Canberra Distances and Stability Indicator of Ranked Lists

Canberra distance

mlpy.canberra(x, y)

Returns the Canberra distance between two P-vectors x and y: sum_i(abs(x_i - y_i) / (abs(x_i) + abs(y_i))).

Canberra Distance with Location Parameter

See [Jurman08].

mlpy.canberra_location(x, y, k=None)

Returns the Canberra distance between two position lists, x and y. A position list of length P contains the position (from 0 to P-1) of P elements. k is the location parameter, if k=None will be set to P.

The function computes:

\sum_i{\frac{|\min\{x_i+1, k+1\} - \min\{y_i+1, k+1\}|}
   {\min\{x_i+1, k+1\} + \min\{y_i+1, k+1\}}}

mlpy.canberra_location_expected(p, k=None)

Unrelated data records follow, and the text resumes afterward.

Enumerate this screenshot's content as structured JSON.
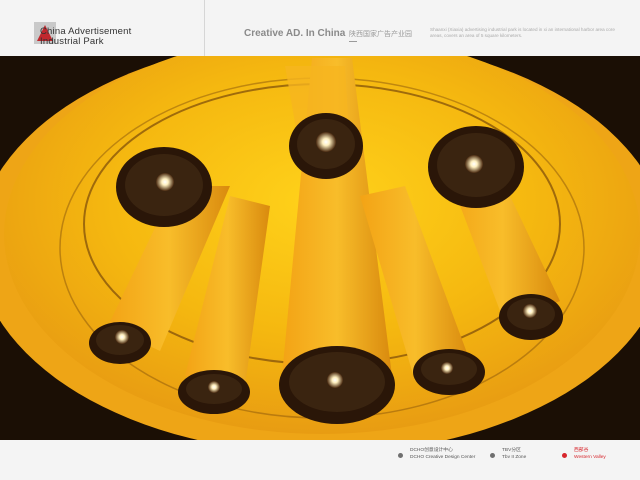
{
  "header": {
    "logo_line1": "China Advertisement",
    "logo_line2": "Industrial Park",
    "tagline_en": "Creative AD. In China",
    "tagline_cn": "陕西国家广告产业园",
    "intro": "Shaanxi (Xiaxia) advertising industrial park is located in xi an international harbor area core areas, covers an area of 5 square kilometers."
  },
  "footer": {
    "nav": [
      {
        "line1": "DCHO创意设计中心",
        "line2": "DCHO Creative Design Center",
        "active": false
      },
      {
        "line1": "TBV分区",
        "line2": "Tbv II Zone",
        "active": false
      },
      {
        "line1": "西部谷",
        "line2": "Western Valley",
        "active": true
      }
    ]
  },
  "colors": {
    "accent_red": "#d7262c",
    "hero_yellow": "#f2c21a",
    "hero_orange": "#e79a12",
    "hero_dark": "#1a0e04"
  },
  "icons": {
    "logo": "triangle-logo-icon",
    "nav_bullet": "dot-icon"
  }
}
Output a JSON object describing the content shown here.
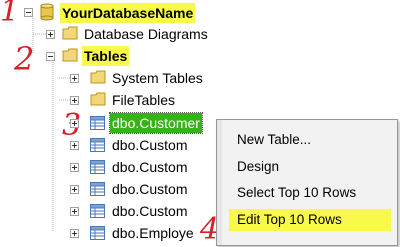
{
  "annotations": [
    "1",
    "2",
    "3",
    "4"
  ],
  "tree": {
    "database": "YourDatabaseName",
    "database_diagrams": "Database Diagrams",
    "tables": "Tables",
    "system_tables": "System Tables",
    "file_tables": "FileTables",
    "table_rows": [
      "dbo.Customer",
      "dbo.Custom",
      "dbo.Custom",
      "dbo.Custom",
      "dbo.Custom",
      "dbo.Employe"
    ]
  },
  "context_menu": {
    "items": [
      "New Table...",
      "Design",
      "Select Top 10 Rows",
      "Edit Top 10 Rows"
    ]
  },
  "colors": {
    "highlight": "#f9f94b",
    "selected": "#38b21a",
    "annotation": "#d8202a"
  }
}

Returns the expected value of the Canberra location distance, where p is the number of elements and k is the number of positions to consider.

Canberra Stability Indicator

See [Jurman08].

mlpy.canberra_stability(x, k=None)

Returns the Canberra stability indicator between N position lists, where x is an (N, P) matrix. A position list of length P contains the position (from 0 to P-1) of P elements. k is the location parameter, if k=None will be set to P. The lower the indicator value, the higher the stability of the lists.

The stability is computed by the mean distance of all the (N(N-1))/2 non trivial values of the distance matrix (computed by canberra_location()) scaled by the expected (average) value of the Canberra metric.

Example:

>>> import numpy as np
>>> import mlpy
>>> x = np.array([[2,4,1,3,0], [3,4,1,2,0], [2,4,3,0,1]])  # 3 position lists
>>> mlpy.canberra_stability(x, 3) # stability indicator
0.74862979571499755
[Jurman08](1, 2) Jurman, Riccadonna, Visintainer and Furlanello. lgebraic stability indicators for ranked lists in molecular profiling. Bioinformatics Vol. 24 no. 2 2008, pages 258–264.